The functionality and control of biological systems and nanostructured (bio)assemblies have been under intense investigation over recent years, in view of developing a detailed understanding of ultrafast nanoscale energy and charge transfer, as well as fostering novel technologies based on sustainable energy resources. Big strides have been made in both experiment and theory to meet the challenge of these truly complex systems.
This book provides a combined experimental and theoretical spotlight on the molecular-level investigation of light-induced quantum processes in these systems and introduces the reader to cutting-edge developments in ultrafast nonlinear optical spectroscopies and the quantum-dynamical simulation of the observed dynamics, including direct simulations of two-dimensional optical experiments. Taken together, these techniques attempt to elucidate whether the quantum coherent nature of ultrafast events enhances the efficiency of the relevant processes, and where the quantum–classical boundary sets in, in these high-dimensional biological and material systems. The book includes topics on DNA photostability and repair, photoactive proteins, biological and artificial light-harvesting systems, plasmonic nanostructures, and organic photovoltaics materials, whose common denominator is an important key of ultrafast quantum effects at the border between the molecular scale and the nanoscale.
About the Editors:
Stefan Haacke is the director of the Strasbourg Institute of Materials Physics and Chemistry, University of Strasbourg, France, since 2013. He received his PhD in physics in 1994 from the Joseph Fourier University, Grenoble, France. He then joined the Physics Department of the Swiss Federal Institute of Technology in Lausanne (EPFL), Switzerland, as a postdoctoral researcher with B. Deveaud. He was an assistant professor in Prof. M. Chegui’s group at EPFL from 1999 to 2004. He then joined the former Louis Pasteur University, Strasbourg, France, as full professor of physics in 2004. His current research topics are ultrafast photo-induced processes in photo-active proteins, biomolecules, organic functional nanostructures, and instrumentation for ultrafast spectroscopy.

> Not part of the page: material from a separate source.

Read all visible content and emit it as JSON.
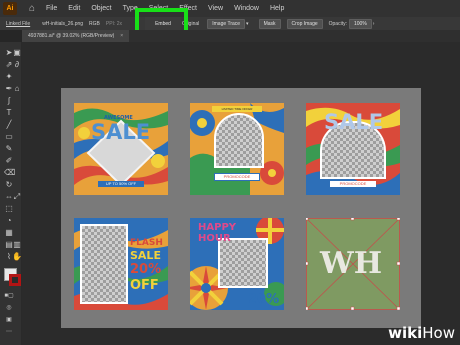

Irene Burghardt is full professor of theoretical chemistry at Goethe University of Frankfurt, Germany, which she joined in 2011. She received her PhD in chemistry from the University of Lausanne, Switzerland, in 1992. She did her postdoctoral research at the Center for Nonlinear Phenomena and Complex Systems, Brussels, from 1992 to 1995, followed by research fellowships at the universities of Bonn and Heidelberg during 1996–1998. From 1999 to 2011, she held a research position at the National Center for Scientific Research at ENS Paris, and was also appointed its research director in 2007. Her current research addresses quantum molecular dynamics and nonequilibrium phenomena, with a focus on materials and biological systems.